At the time of its original release, I was disconcerted by the Enterprise crew’s silly new uniforms: the men’s tunics are extended downwards at the waist to form an entirely ridiculous triangular flap over the crotch area. And living in the eternal TV present as I was, I was secretly shocked at how much older the main cast suddenly looked, everyone’s hair greyer and more precariously bouffant-ed. With this first movie, the Star Trek concept had evolved into something more ambitious and Kubrickian, with plenty of andante outer-space sequences and an entire pre-credit “overture”, just dark starry space to a muted orchestral theme.

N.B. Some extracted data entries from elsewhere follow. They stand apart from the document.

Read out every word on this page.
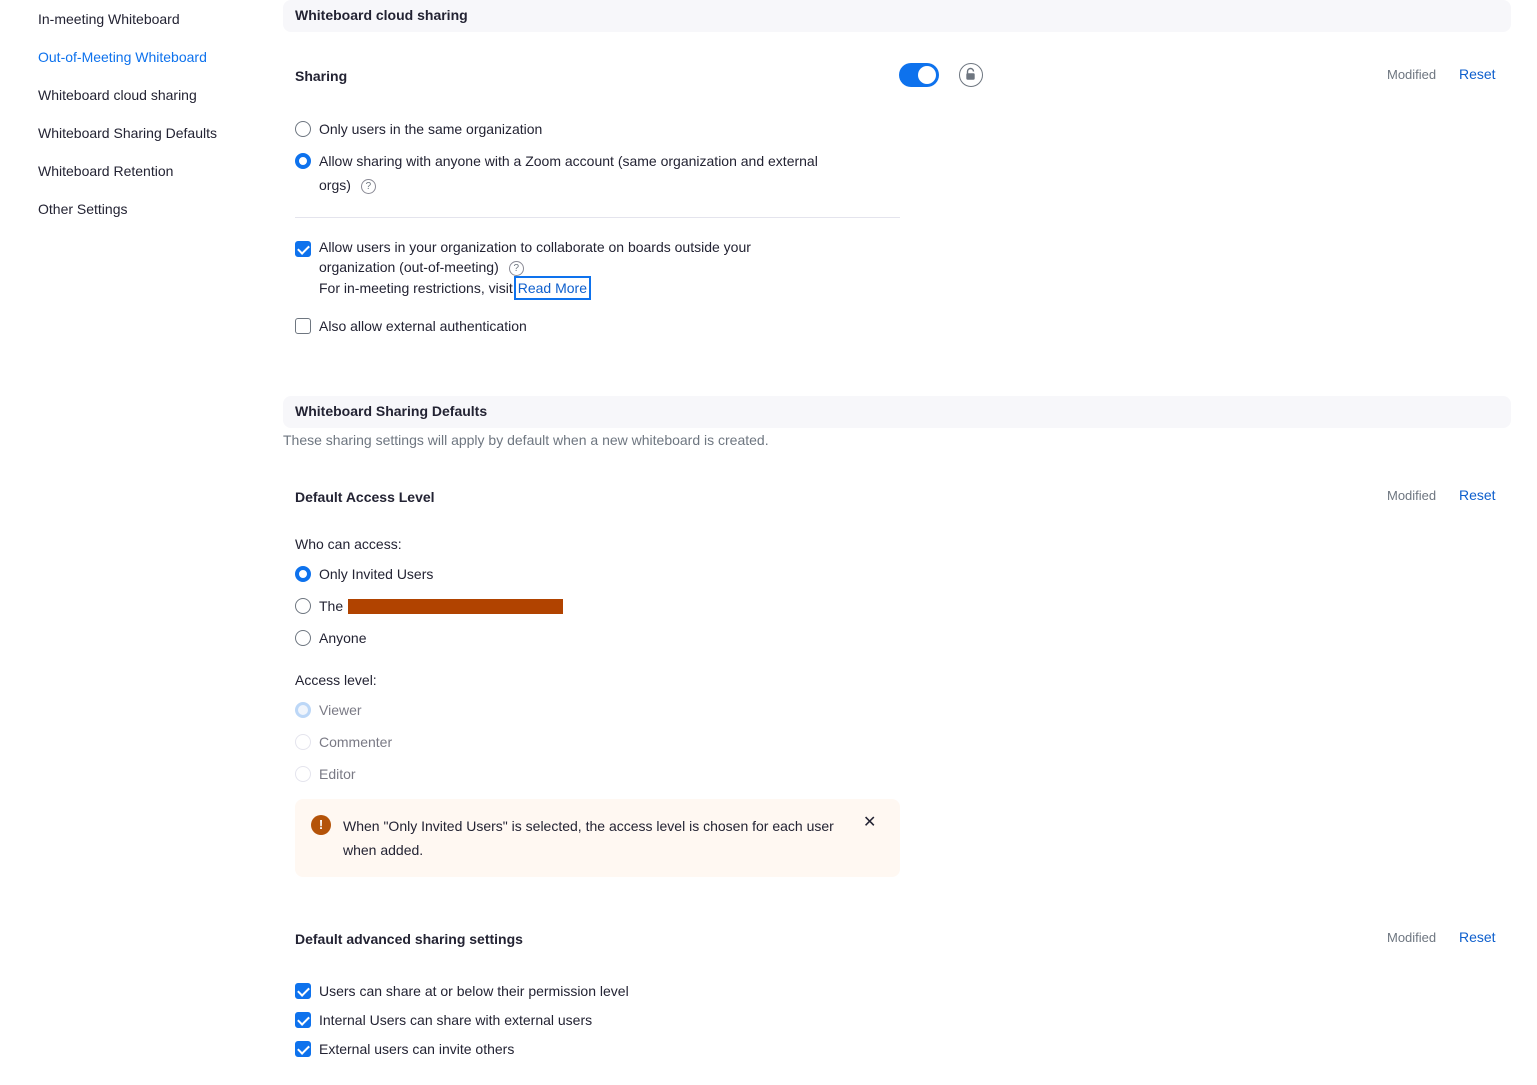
In-meeting Whiteboard
Out-of-Meeting Whiteboard
Whiteboard cloud sharing
Whiteboard Sharing Defaults
Whiteboard Retention
Other Settings
Whiteboard cloud sharing
Sharing	Modified Reset
Only users in the same organization
Allow sharing with anyone with a Zoom account (same organization and external
orgs) ?
Allow users in your organization to collaborate on boards outside your
organization (out-of-meeting) ?
For in-meeting restrictions, visit Read More
Also allow external authentication
Whiteboard Sharing Defaults
These sharing settings will apply by default when a new whiteboard is created.
Default Access Level	Modified Reset
Who can access:
Only Invited Users
The
Anyone
Access level:
Viewer
Commenter
Editor
!	When "Only Invited Users" is selected, the access level is chosen for each user when added.
✕
Default advanced sharing settings	Modified Reset
Users can share at or below their permission level
Internal Users can share with external users
External users can invite others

I missed the cartoony narrative snap of the TV show and the original signature tune, but the doors still go fshhhht-fshhhht and the dialogue scenes between Kirk (William Shatner), Spock (Leonard Nimoy) and McCoy (DeForest Kelley) still have that wonderfully theatrical resonance and serio-comic panache, Shatner’s DRAMATIC way of SPEAKING, often-doing-a-one-breath-run-up-to-a-big-EMPHASIS is still a joy. It’s only now I can see that the relationship of Spock and Kirk has a Jeeves/Wooster drollery.

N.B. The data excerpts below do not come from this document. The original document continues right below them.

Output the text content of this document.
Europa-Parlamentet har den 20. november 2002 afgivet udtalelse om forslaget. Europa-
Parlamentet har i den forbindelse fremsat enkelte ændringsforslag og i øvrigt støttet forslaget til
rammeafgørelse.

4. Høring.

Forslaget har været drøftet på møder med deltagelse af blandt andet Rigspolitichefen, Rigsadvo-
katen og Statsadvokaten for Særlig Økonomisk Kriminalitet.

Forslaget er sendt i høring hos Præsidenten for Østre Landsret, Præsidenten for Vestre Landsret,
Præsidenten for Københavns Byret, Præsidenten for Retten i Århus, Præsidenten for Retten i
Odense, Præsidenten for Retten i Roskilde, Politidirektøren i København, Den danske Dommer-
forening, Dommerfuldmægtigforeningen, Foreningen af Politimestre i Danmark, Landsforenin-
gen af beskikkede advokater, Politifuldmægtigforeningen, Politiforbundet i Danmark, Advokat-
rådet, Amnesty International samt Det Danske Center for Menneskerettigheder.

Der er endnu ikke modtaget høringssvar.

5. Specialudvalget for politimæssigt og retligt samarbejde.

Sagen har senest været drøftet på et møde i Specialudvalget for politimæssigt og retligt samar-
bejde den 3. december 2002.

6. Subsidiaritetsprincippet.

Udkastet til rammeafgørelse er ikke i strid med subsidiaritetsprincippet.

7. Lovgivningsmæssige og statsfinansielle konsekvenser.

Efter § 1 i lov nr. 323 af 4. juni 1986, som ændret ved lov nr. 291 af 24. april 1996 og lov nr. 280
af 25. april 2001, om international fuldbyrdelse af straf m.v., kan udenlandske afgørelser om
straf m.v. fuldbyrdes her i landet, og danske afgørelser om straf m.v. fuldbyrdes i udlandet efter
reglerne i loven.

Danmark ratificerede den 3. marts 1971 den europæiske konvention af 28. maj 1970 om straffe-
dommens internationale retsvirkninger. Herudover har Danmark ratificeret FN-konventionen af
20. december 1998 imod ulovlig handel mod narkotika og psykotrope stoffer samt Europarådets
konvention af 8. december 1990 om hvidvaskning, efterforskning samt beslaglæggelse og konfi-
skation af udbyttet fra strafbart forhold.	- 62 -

The setting is 10 years on from the original show and Kirk, now an admiral, demands to be given command of the refitted USS Enterprise once again, because this is the only starship in a position to intercept a destructive alien cloud-formation with a hyper-evolved intelligence at its centre, heading for Planet Earth: a sinister entity that appears to call itself “V’Ger”. Kirk’s high-handedly pulling rank to assume command infuriates the existing captain, Decker (Stephen Collins), whose competence and loyalty Kirk nonetheless comes to respect.

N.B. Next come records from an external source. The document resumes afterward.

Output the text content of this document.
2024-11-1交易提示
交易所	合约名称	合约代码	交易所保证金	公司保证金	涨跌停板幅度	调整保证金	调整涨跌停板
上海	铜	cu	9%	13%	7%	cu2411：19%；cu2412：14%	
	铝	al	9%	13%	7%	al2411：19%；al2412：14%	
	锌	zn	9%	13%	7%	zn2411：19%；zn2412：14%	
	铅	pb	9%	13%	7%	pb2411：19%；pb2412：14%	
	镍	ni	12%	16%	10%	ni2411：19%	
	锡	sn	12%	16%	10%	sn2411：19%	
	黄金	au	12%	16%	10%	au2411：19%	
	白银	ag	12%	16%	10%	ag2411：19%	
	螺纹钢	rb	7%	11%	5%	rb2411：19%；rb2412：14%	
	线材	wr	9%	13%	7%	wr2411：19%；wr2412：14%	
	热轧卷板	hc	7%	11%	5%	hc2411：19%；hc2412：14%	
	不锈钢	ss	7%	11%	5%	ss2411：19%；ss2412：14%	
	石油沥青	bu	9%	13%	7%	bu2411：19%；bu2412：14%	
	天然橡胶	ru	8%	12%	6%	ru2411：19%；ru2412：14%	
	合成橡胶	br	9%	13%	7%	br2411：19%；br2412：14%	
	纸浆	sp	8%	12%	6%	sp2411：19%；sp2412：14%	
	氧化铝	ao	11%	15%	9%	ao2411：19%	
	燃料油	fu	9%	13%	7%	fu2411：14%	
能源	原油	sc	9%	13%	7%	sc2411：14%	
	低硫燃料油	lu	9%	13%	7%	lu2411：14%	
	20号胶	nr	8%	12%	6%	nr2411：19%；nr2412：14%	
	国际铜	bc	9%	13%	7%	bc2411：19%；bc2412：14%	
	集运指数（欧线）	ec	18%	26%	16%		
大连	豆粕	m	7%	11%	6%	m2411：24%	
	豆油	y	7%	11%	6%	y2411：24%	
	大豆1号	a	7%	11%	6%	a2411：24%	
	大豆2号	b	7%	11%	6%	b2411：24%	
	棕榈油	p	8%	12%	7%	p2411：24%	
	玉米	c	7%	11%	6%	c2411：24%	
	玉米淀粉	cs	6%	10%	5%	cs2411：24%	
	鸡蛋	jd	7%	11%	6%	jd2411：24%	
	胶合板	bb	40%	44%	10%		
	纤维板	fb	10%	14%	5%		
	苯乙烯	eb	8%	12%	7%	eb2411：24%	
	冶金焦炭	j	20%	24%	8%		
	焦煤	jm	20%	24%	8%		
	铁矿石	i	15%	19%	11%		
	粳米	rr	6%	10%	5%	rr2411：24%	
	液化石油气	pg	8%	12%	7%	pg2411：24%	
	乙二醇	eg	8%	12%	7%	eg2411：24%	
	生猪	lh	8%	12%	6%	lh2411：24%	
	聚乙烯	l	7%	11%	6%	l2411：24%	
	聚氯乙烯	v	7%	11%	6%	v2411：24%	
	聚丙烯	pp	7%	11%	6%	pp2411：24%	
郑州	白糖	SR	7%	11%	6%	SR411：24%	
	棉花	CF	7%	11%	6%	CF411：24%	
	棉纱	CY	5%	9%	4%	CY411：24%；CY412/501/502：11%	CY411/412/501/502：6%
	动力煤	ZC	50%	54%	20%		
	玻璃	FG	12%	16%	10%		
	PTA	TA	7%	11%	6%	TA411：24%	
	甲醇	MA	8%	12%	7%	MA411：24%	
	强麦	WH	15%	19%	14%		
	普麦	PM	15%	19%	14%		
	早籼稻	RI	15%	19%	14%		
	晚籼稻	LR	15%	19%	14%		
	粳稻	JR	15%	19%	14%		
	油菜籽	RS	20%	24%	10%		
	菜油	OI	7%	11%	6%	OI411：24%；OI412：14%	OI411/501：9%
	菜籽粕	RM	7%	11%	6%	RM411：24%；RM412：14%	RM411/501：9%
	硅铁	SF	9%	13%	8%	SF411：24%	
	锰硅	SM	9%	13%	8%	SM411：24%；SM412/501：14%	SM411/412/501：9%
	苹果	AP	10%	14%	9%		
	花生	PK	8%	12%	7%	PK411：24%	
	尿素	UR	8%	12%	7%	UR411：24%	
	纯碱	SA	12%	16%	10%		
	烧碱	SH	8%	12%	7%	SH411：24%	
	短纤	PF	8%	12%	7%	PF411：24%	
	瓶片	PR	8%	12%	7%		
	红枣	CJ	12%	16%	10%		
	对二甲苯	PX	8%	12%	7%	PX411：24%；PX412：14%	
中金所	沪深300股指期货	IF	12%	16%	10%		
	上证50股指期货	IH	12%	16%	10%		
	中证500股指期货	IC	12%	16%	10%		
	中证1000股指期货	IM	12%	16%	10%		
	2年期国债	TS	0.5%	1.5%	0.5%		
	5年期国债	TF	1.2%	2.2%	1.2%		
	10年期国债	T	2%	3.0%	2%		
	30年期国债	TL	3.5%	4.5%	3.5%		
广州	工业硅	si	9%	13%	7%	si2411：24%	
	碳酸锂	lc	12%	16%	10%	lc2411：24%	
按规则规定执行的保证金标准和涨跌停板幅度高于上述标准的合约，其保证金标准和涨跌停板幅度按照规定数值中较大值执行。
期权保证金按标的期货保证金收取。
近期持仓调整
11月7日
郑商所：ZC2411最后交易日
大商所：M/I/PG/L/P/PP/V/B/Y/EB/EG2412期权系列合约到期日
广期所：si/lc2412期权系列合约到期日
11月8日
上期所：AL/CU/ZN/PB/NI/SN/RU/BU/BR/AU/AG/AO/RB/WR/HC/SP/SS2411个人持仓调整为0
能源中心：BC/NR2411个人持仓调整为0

Kirk gets the old gang together for his new Enterprise jaunt, the most important of course being the stonefaced Spock, who – in an outrageously enjoyable and over-the-top scene – has had to abandon the “Kolinahr” ceremony on his home planet, in which he would renounce emotion for ever. But his human side would not permit it. There is also a new crew-member: Lieutenant Ilia from the Planet Delta IV, played by Indian star Persis Khambatta, a mysterious and elegant figure with a shaved head who once had a relationship with Decker on her home planet and it soon becomes clear that Decker is still deeply in love with her. (Deltans are said to be more attractive than other people and can only serve aboard Starfleet vessels if they have taken “oaths of celibacy” – a sexier thing can hardly be imagined.)

All this is to have important consequences when a probe from V’Ger invades Ilia’s body, effectively making her its avatar, but with Ilia’s own memory and consciousness still intact somewhere within her. It’s a bit overextended but very watchable with flourishes of exotic invention: I was sorry that Nichelle Nichols’s Uhura is not given greater prominence but I love the “giant’s causeway” of stepping stones leading from the Enterprise to the centre of the alien.

• Star Trek: The Motion Picture is released on 19 August in UK cinemas, and is streaming on Paramount+ in Australia.